Can the Stock Market still Bounce Back after Covid-19?
Posted On July 2, 2020
Are you looking for resources regarding the current performance of the stock market these days during the pandemic? If yes, then it is best that you les mer on the next lines on this column.
The stock market has actually raised questions and concerns throughout the Covid-19 ordeal. As a matter of fact, there are evidences showing that shareholders favored less vulnerable companies and that the government guarantees and credit facilities have lowered the policy interest rates while the lockdown measures helped in mitigating the plummeting of stock prices. On the other hand, the basics just talks about the small part of stock market variation at country level.
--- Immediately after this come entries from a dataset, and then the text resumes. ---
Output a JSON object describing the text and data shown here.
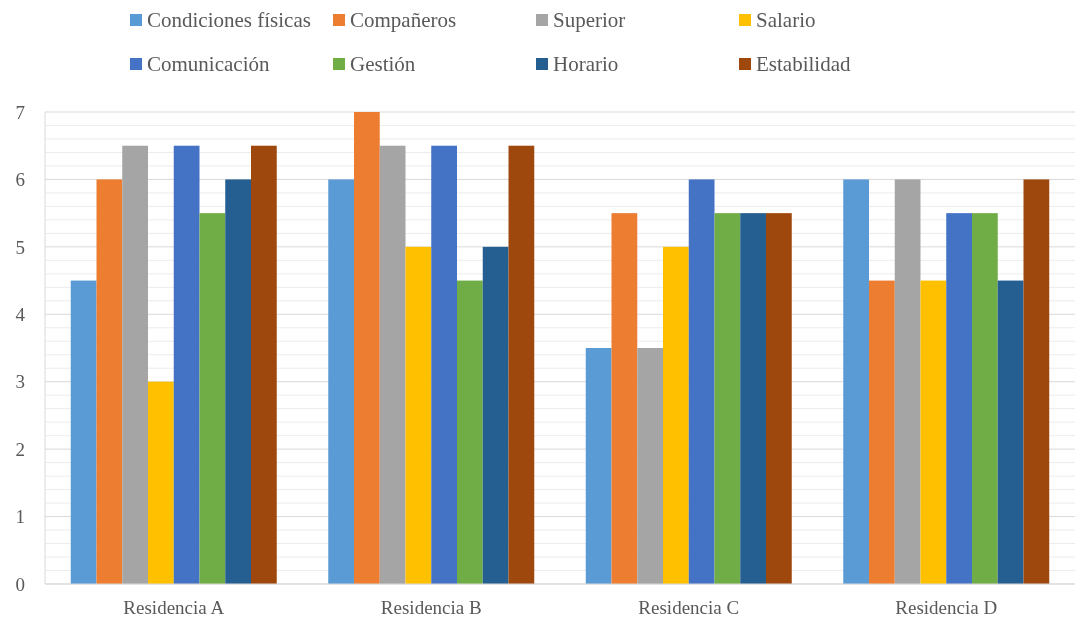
{
  "chart_data": {
    "type": "bar",
    "categories": [
      "Residencia A",
      "Residencia B",
      "Residencia C",
      "Residencia D"
    ],
    "series": [
      {
        "name": "Condiciones físicas",
        "color": "#5b9bd5",
        "values": [
          4.5,
          6,
          3.5,
          6
        ]
      },
      {
        "name": "Compañeros",
        "color": "#ed7d31",
        "values": [
          6,
          7,
          5.5,
          4.5
        ]
      },
      {
        "name": "Superior",
        "color": "#a5a5a5",
        "values": [
          6.5,
          6.5,
          3.5,
          6
        ]
      },
      {
        "name": "Salario",
        "color": "#ffc000",
        "values": [
          3,
          5,
          5,
          4.5
        ]
      },
      {
        "name": "Comunicación",
        "color": "#4472c4",
        "values": [
          6.5,
          6.5,
          6,
          5.5
        ]
      },
      {
        "name": "Gestión",
        "color": "#70ad47",
        "values": [
          5.5,
          4.5,
          5.5,
          5.5
        ]
      },
      {
        "name": "Horario",
        "color": "#255e91",
        "values": [
          6,
          5,
          5.5,
          4.5
        ]
      },
      {
        "name": "Estabilidad",
        "color": "#9e480e",
        "values": [
          6.5,
          6.5,
          5.5,
          6
        ]
      }
    ],
    "ylim": [
      0,
      7
    ],
    "yticks": [
      0,
      {
        "value": 0.2,
        "label": null
      },
      {
        "value": 0.4,
        "label": null
      },
      {
        "value": 0.6,
        "label": null
      },
      {
        "value": 0.8,
        "label": null
      },
      1,
      {
        "value": 1.2,
        "label": null
      },
      {
        "value": 1.4,
        "label": null
      },
      {
        "value": 1.6,
        "label": null
      },
      {
        "value": 1.8,
        "label": null
      },
      2,
      {
        "value": 2.2,
        "label": null
      },
      {
        "value": 2.4,
        "label": null
      },
      {
        "value": 2.6,
        "label": null
      },
      {
        "value": 2.8,
        "label": null
      },
      3,
      {
        "value": 3.2,
        "label": null
      },
      {
        "value": 3.4,
        "label": null
      },
      {
        "value": 3.6,
        "label": null
      },
      {
        "value": 3.8,
        "label": null
      },
      4,
      {
        "value": 4.2,
        "label": null
      },
      {
        "value": 4.4,
        "label": null
      },
      {
        "value": 4.6,
        "label": null
      },
      {
        "value": 4.8,
        "label": null
      },
      5,
      {
        "value": 5.2,
        "label": null
      },
      {
        "value": 5.4,
        "label": null
      },
      {
        "value": 5.6,
        "label": null
      },
      {
        "value": 5.8,
        "label": null
      },
      6,
      {
        "value": 6.2,
        "label": null
      },
      {
        "value": 6.4,
        "label": null
      },
      {
        "value": 6.6,
        "label": null
      },
      {
        "value": 6.8,
        "label": null
      },
      7
    ],
    "grid": "y",
    "legend": "top"
  }
}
Everyone should still be on Full Alert
On June 8, 2020, WHO had announced that Covid-19 was only getting worst and warned the world against complacency as many more people would still be vulnerable to infection. On the same day though, the US stock market started its 4th consecutive week of rally. What new patterns and insights on stock market may be drafted from Covid-19 pandemic? Basically, this is a topic that should be given further attention. Moreover, this is only adding to the negative connotation of the general public towards stock market.
As of this moment, there is a fast-growing body of experts doing research and studying the responses of the stock markets towards the virus, which is somehow, giving valuable insights. While the dynamic of stock markets throughout the outbreak may seem to be so irrational, random or even crazy if you look at it at first glance, take a closer inspection and you’ll notice that they didn’t blindly react to it actually.
Just another Challenge
There have been a number of studies showing that the stock markets work so effectively in trying to protect the most vulnerable and exposed companies; firms that were financially fragile, subject to disruption of the international value chains, less resilient to the social distancing implementation or vulnerable in regards to corporate social responsibility. In addition to that, it looks like that the losses on the stock market are closely related to the forecasted revisions of analysts, at least in medium term.
Fact is, everyone was surprised by the move made by the US central bank by announcing that it’ll be buying the lowest investment bonds as part of its effort of quantitative easing program in order to save jobs and at the same time, stimulate investments.